In the wake of Exum’s revelations, there will be calls for investigations and sanctions against the US Olympic team. There will be criticism of Exum for waiting so long to reveal the conspiracy, and there will be pledges to renew the battle against doping in sport. We have heard it all before, and it amounts to precious little.
Cities interested in hosting the Olympics need to wise up. Should they commit billions of pounds to a sporting event that has been the stage for so much corruption and cheating? When cities stop wanting to host the Games, when sponsors and television channels withdraw their backing, only then will there be a serious attempt to combat the scourge of doping.

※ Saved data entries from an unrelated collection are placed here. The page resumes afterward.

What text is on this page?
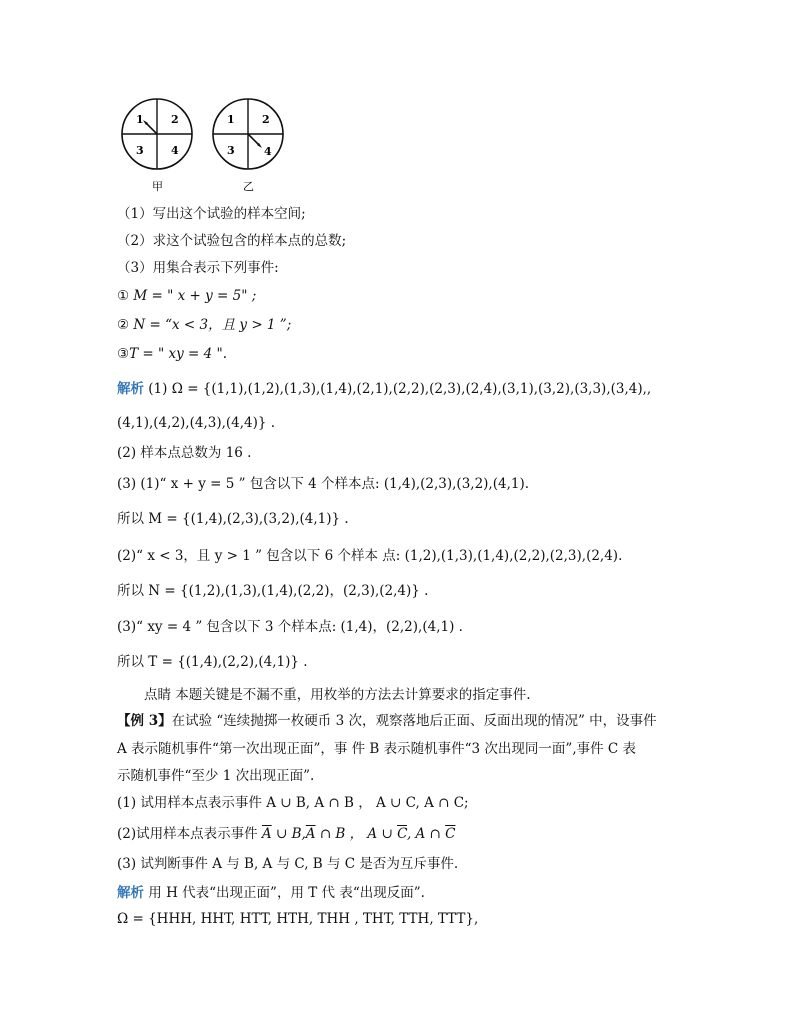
1 2
3 4
甲
1 2
3	4
乙
（1）写出这个试验的样本空间;
（2）求这个试验包含的样本点的总数;
（3）用集合表示下列事件:
① M = " x + y = 5" ;
② N = “x < 3，且 y > 1 ”;
③T = " xy = 4 ".
解析 (1) Ω = {(1,1),(1,2),(1,3),(1,4),(2,1),(2,2),(2,3),(2,4),(3,1),(3,2),(3,3),(3,4),,
(4,1),(4,2),(4,3),(4,4)} .
(2) 样本点总数为 16 .
(3) (1)“ x + y = 5 ” 包含以下 4 个样本点: (1,4),(2,3),(3,2),(4,1).
所以 M = {(1,4),(2,3),(3,2),(4,1)} .
(2)“ x < 3，且 y > 1 ” 包含以下 6 个样本 点: (1,2),(1,3),(1,4),(2,2),(2,3),(2,4).
所以 N = {(1,2),(1,3),(1,4),(2,2)，(2,3),(2,4)} .
(3)“ xy = 4 ” 包含以下 3 个样本点: (1,4)，(2,2),(4,1) .
所以 T = {(1,4),(2,2),(4,1)} .
点睛 本题关键是不漏不重，用枚举的方法去计算要求的指定事件.
【例 3】在试验 “连续抛掷一枚硬币 3 次，观察落地后正面、反面出现的情况” 中，设事件
A 表示随机事件“第一次出现正面”，事 件 B 表示随机事件“3 次出现同一面”,事件 C 表
示随机事件“至少 1 次出现正面”.
(1) 试用样本点表示事件 A ∪ B, A ∩ B ， A ∪ C, A ∩ C;
(2)试用样本点表示事件 $\overline{A}$ ∪ $B,\overline{A}$ ∩ B ， A ∪ $\overline{C}$, A ∩ $\overline{C}$
(3) 试判断事件 A 与 B, A 与 C, B 与 C 是否为互斥事件.
解析 用 H 代表“出现正面”，用 T 代 表“出现反面”.
Ω = {HHH, HHT, HTT, HTH, THH , THT, TTH, TTT},
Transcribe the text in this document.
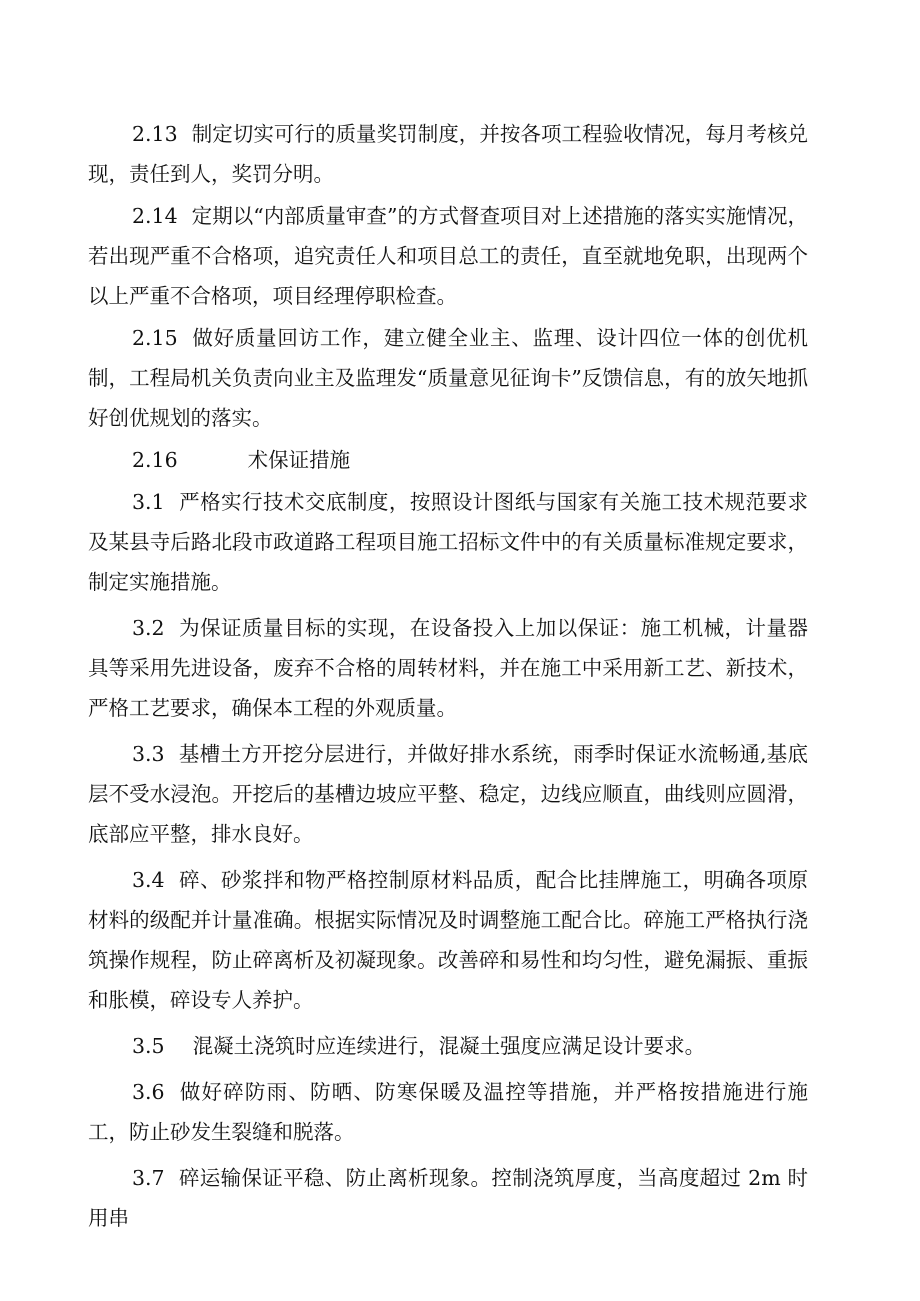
2.13 制定切实可行的质量奖罚制度，并按各项工程验收情况，每月考核兑现，责任到人，奖罚分明。

2.14 定期以“内部质量审查”的方式督查项目对上述措施的落实实施情况，若出现严重不合格项，追究责任人和项目总工的责任，直至就地免职，出现两个以上严重不合格项，项目经理停职检查。

2.15 做好质量回访工作，建立健全业主、监理、设计四位一体的创优机制，工程局机关负责向业主及监理发“质量意见征询卡”反馈信息，有的放矢地抓好创优规划的落实。

2.16	术保证措施

3.1 严格实行技术交底制度，按照设计图纸与国家有关施工技术规范要求及某县寺后路北段市政道路工程项目施工招标文件中的有关质量标准规定要求，制定实施措施。

3.2 为保证质量目标的实现，在设备投入上加以保证：施工机械，计量器具等采用先进设备，废弃不合格的周转材料，并在施工中采用新工艺、新技术，严格工艺要求，确保本工程的外观质量。

3.3 基槽土方开挖分层进行，并做好排水系统，雨季时保证水流畅通,基底层不受水浸泡。开挖后的基槽边坡应平整、稳定，边线应顺直，曲线则应圆滑，底部应平整，排水良好。

3.4 碎、砂浆拌和物严格控制原材料品质，配合比挂牌施工，明确各项原材料的级配并计量准确。根据实际情况及时调整施工配合比。碎施工严格执行浇筑操作规程，防止碎离析及初凝现象。改善碎和易性和均匀性，避免漏振、重振和胀模，碎设专人养护。

3.5 混凝土浇筑时应连续进行，混凝土强度应满足设计要求。

3.6 做好碎防雨、防晒、防寒保暖及温控等措施，并严格按措施进行施工，防止砂发生裂缝和脱落。

3.7 碎运输保证平稳、防止离析现象。控制浇筑厚度，当高度超过 2m 时用串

Sport needs heroes. Without Pele, football’s World Cup would be diminished. Without Muhammad Ali, heavyweight boxing would hardly have survived into the 21st century. Last week the Olympic Games lost one of its icons. Lewis has no right to complain. He claimed he had taken a herbal supplement, not knowing it contain banned products. It was his responsibility to know.
The evidence suggests the substances were performance-enhancing. Frank Webbe of the Florida Institute of Technology has presented a research paper on the effects of ephedrine. “You do feel the effect,” he said. “You feel jazzed up. Drugs like this potentially make you run faster, react quicker, to be able to summon more muscle fibre for strength. Saying you took it over the counter and you didn’t think it would enhance your performance just doesn’t stack up.”
Rather like Lewis’s gold medal collection. That, too, doesn’t stack up any more.